A major discrimination lawsuit against tech giant Oracle could have implications for employers in California and nationwide. According to the lawsuit, Oracle’s practices were so discriminatory that it cost black, female, and Asian employees more than $400 million in pay over four years.

The lawsuit, filed by the United States Department of Labor, came after the conclusion of a 2014 investigation into the company.

Filed in 2017, the suit alleges a number of factors that have led to discriminatory pay. To begin, the Department of Labor believes that Oracle’s college and university hiring practices largely discriminate against employees that are black, Asian, or female.

While Oracle hires a large number of Asian graduates, the Department argues that Oracle’s hiring strategy relies on foreign visa-holders that can be taken advantage of. This is due to their visa being dependent on continued employment with Oracle.

Additionally, the Department of Labor found that pay rates were largely based on previous salaries. This procedure has the potential to lead to pay discrimination as well.

The lawsuit seeks, among other things, to sanction Oracle by revoking government contracts held by the company.

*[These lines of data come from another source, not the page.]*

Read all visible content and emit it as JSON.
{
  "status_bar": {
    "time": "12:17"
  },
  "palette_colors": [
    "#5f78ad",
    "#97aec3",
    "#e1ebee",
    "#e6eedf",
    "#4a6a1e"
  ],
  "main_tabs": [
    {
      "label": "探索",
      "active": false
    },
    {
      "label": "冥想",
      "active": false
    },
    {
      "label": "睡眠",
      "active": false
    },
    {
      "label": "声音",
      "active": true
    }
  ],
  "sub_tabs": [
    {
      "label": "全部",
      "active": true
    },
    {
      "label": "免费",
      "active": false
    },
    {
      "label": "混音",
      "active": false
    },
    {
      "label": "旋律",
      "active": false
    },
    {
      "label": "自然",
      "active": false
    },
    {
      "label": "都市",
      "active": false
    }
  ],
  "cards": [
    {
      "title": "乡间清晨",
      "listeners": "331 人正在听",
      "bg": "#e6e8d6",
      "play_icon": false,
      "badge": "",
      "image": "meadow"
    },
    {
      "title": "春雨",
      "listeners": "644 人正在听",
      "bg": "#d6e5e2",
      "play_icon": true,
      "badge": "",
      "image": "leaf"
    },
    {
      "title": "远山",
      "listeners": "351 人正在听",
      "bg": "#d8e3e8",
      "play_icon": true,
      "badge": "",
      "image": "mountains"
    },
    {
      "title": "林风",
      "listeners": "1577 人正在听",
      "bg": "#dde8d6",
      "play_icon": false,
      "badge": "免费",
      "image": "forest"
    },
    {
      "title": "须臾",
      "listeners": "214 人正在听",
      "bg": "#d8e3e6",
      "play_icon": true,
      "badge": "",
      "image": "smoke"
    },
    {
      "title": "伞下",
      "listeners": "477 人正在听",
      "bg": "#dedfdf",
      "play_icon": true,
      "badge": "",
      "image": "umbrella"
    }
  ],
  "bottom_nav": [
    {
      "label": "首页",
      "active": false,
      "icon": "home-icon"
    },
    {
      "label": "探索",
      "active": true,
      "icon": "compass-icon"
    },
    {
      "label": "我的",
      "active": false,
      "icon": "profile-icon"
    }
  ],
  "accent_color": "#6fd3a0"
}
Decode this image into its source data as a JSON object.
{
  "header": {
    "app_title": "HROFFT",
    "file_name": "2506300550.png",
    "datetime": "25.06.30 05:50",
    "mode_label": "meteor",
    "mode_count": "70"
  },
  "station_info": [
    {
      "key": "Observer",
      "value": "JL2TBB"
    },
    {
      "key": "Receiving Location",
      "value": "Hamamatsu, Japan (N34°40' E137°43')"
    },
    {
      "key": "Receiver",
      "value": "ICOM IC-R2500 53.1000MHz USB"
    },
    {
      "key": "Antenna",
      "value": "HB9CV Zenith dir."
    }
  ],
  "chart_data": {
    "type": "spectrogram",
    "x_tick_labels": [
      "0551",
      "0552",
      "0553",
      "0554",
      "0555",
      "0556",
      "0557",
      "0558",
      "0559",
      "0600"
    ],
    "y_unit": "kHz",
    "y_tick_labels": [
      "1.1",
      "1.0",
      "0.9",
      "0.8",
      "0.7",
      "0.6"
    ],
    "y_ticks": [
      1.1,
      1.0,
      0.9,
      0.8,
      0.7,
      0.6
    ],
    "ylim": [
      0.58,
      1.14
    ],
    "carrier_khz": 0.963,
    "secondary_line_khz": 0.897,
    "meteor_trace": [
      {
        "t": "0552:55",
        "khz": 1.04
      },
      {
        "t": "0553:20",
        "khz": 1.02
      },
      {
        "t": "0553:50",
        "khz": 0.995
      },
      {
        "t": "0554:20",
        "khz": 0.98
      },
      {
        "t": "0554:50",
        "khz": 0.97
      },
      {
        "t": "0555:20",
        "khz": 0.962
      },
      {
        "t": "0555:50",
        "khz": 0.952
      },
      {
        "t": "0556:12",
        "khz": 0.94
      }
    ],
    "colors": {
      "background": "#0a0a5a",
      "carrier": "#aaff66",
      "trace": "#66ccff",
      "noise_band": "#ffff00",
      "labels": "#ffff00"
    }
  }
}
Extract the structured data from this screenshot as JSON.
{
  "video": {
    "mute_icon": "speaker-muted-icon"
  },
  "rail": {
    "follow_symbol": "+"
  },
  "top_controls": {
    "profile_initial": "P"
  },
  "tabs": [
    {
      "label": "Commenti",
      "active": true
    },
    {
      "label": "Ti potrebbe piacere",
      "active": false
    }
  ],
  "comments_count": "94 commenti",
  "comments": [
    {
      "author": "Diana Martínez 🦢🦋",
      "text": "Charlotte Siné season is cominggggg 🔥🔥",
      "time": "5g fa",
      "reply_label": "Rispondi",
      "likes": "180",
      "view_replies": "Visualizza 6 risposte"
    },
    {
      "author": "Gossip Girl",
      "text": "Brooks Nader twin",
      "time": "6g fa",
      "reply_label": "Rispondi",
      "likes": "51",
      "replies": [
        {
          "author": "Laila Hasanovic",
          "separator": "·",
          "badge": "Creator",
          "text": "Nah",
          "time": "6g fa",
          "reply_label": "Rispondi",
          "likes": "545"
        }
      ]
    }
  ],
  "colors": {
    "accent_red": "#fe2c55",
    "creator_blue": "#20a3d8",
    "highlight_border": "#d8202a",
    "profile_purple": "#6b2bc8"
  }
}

According to the complaint, Oracle receives over $100 million every year from public funds for contract work with the United States government.

The lawsuit filed by the Department of Labor seeks to push tech companies like Oracle into employment practices that are less discriminatory than they are now. Be that as it may, workplace discrimination is still a reality for many in the technology sector. An attorney might be able to help a worker that was discriminated against obtain compensation for damages by filing a lawsuit on their behalf.